Minnesota Veterinary Hospital Blog
Are you expecting company for Easter? Or maybe you're planning to be an Easter guest instead. Either way, it's traditional for guests bringing gifts for their hosts. Although many bring something edible or drinkable, at this time of year, flowers are also popular, and that often means Easter lilies or tulips. Unfortunately, these beautiful blooms are the worst possible gifts to bring if your hosts are pet lovers.
Easter lilies are among the most popular flowering potted plants in the U.S. Flowering from April to June, the pure white trumpet-shaped blooms rising over green oval leaves and releasing an enchanting fragrance have become a symbol of Easter and Spring. More than 10 million are grown annually in the U.S. where they aren't even a native plant. Yet many cat owners forget or are unaware that Easter lilies (as well as Tiger lilies, Daylilies, Rubrum lilies, and Japanese show lilies) are toxic to their felines.
Cats who ingest parts of the Easter lily plant will begin exhibiting symptoms such as loss of appetite, vomiting or lethargy, within a few hours. Without immediate treatment, symptoms will continue to worsen leading to kidney failure and death. Even with proper treatment, there is a risk of permanent kidney damage.
The good news is Easter lilies don't have the same effect on dogs. The bad news is tulips are toxic to dogs and cats. Although the bulb is the most poisonous part of tulip ingesting any part of the tulip plant can be dangerous for dogs.
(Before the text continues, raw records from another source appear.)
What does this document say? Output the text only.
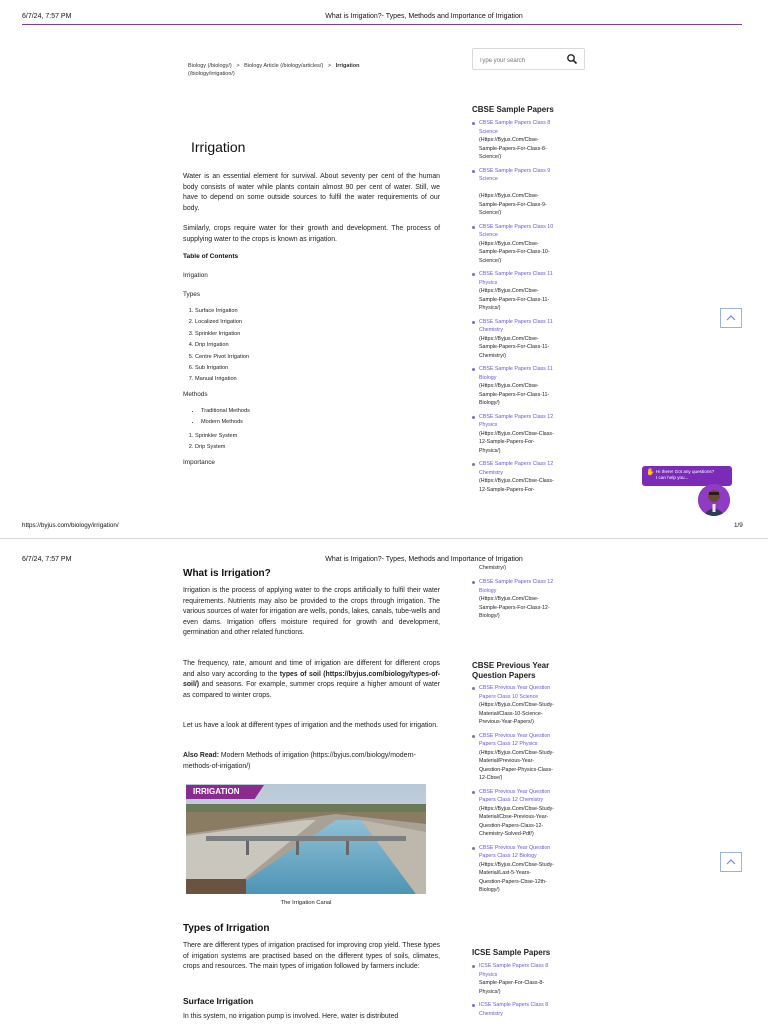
6/7/24, 7:57 PM	What is Irrigation?- Types, Methods and Importance of Irrigation
Biology (/biology/) > Biology Article (/biology/articles/) > Irrigation
(/biology/irrigation/)
Type your search
Irrigation
Water is an essential element for survival. About seventy per cent of the human body consists of water while plants contain almost 90 per cent of water. Still, we have to depend on some outside sources to fulfil the water requirements of our body.
Similarly, crops require water for their growth and development. The process of supplying water to the crops is known as irrigation.
Table of Contents
Irrigation
Types
1. Surface Irrigation
2. Localized Irrigation
3. Sprinkler Irrigation
4. Drip Irrigation
5. Centre Pivot Irrigation
6. Sub Irrigation
7. Manual Irrigation
Methods
• Traditional Methods
• Modern Methods
1. Sprinkler System
2. Drip System
Importance
CBSE Sample Papers
CBSE Sample Papers Class 8
Science
(Https://Byjus.Com/Cbse-
Sample-Papers-For-Class-8-
Science/)
CBSE Sample Papers Class 9
Science
(Https://Byjus.Com/Cbse-
Sample-Papers-For-Class-9-
Science/)
CBSE Sample Papers Class 10
Science
(Https://Byjus.Com/Cbse-
Sample-Papers-For-Class-10-
Science/)
CBSE Sample Papers Class 11
Physics
(Https://Byjus.Com/Cbse-
Sample-Papers-For-Class-11-
Physics/)
CBSE Sample Papers Class 11
Chemistry
(Https://Byjus.Com/Cbse-
Sample-Papers-For-Class-11-
Chemistry/)
CBSE Sample Papers Class 11
Biology
(Https://Byjus.Com/Cbse-
Sample-Papers-For-Class-11-
Biology/)
CBSE Sample Papers Class 12
Physics
(Https://Byjus.Com/Cbse-Class-
12-Sample-Papers-For-
Physics/)
CBSE Sample Papers Class 12
Chemistry
(Https://Byjus.Com/Cbse-Class-
12-Sample-Papers-For-
✋ Hi there! Got any questions?
I can help you...
https://byjus.com/biology/irrigation/	1/9
6/7/24, 7:57 PM	What is Irrigation?- Types, Methods and Importance of Irrigation
What is Irrigation?
Irrigation is the process of applying water to the crops artificially to fulfil their water requirements. Nutrients may also be provided to the crops through irrigation. The various sources of water for irrigation are wells, ponds, lakes, canals, tube-wells and even dams. Irrigation offers moisture required for growth and development, germination and other related functions.
The frequency, rate, amount and time of irrigation are different for different crops and also vary according to the types of soil (https://byjus.com/biology/types-of-soil/) and seasons. For example, summer crops require a higher amount of water as compared to winter crops.
Let us have a look at different types of irrigation and the methods used for irrigation.
Also Read: Modern Methods of irrigation (https://byjus.com/biology/modern-methods-of-irrigation/)
IRRIGATION
The Irrigation Canal
Types of Irrigation
There are different types of irrigation practised for improving crop yield. These types of irrigation systems are practised based on the different types of soils, climates, crops and resources. The main types of irrigation followed by farmers include:
Surface Irrigation
In this system, no irrigation pump is involved. Here, water is distributed
Chemistry/)
CBSE Sample Papers Class 12
Biology
(Https://Byjus.Com/Cbse-
Sample-Papers-For-Class-12-
Biology/)
CBSE Previous Year
Question Papers
CBSE Previous Year Question
Papers Class 10 Science
(Https://Byjus.Com/Cbse-Study-
Material/Class-10-Science-
Previous-Year-Papers/)
CBSE Previous Year Question
Papers Class 12 Physics
(Https://Byjus.Com/Cbse-Study-
Material/Previous-Year-
Question-Paper-Physics-Class-
12-Cbse/)
CBSE Previous Year Question
Papers Class 12 Chemistry
(Https://Byjus.Com/Cbse-Study-
Material/Cbse-Previous-Year-
Question-Papers-Class-12-
Chemistry-Solved-Pdf/)
CBSE Previous Year Question
Papers Class 12 Biology
(Https://Byjus.Com/Cbse-Study-
Material/Last-5-Years-
Question-Papers-Cbse-12th-
Biology/)
ICSE Sample Papers
ICSE Sample Papers Class 8
Physics
Sample-Paper-For-Class-8-
Physics/)
ICSE Sample Papers Class 8
Chemistry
Symptoms of tulips poisoning in dogs include excessive drooling, vomiting, abdominal pain, diarrhea, breathing difficulty, tremors, seizures, and death so prompt and proper treatment at a veterinary hospital is imperative.
So if you think your cat or dog has ingested something they shouldn't, whether an Easter lily, tulip or something else, contact us at Minnesota Veterinary Hospital immediately at (651) 484-3331.
Better yet, avoid unpleasant surprises and arrive bearing a bottle of wine or another wonderful treat this Easter. The "four-feets" and their humans will thank you for it!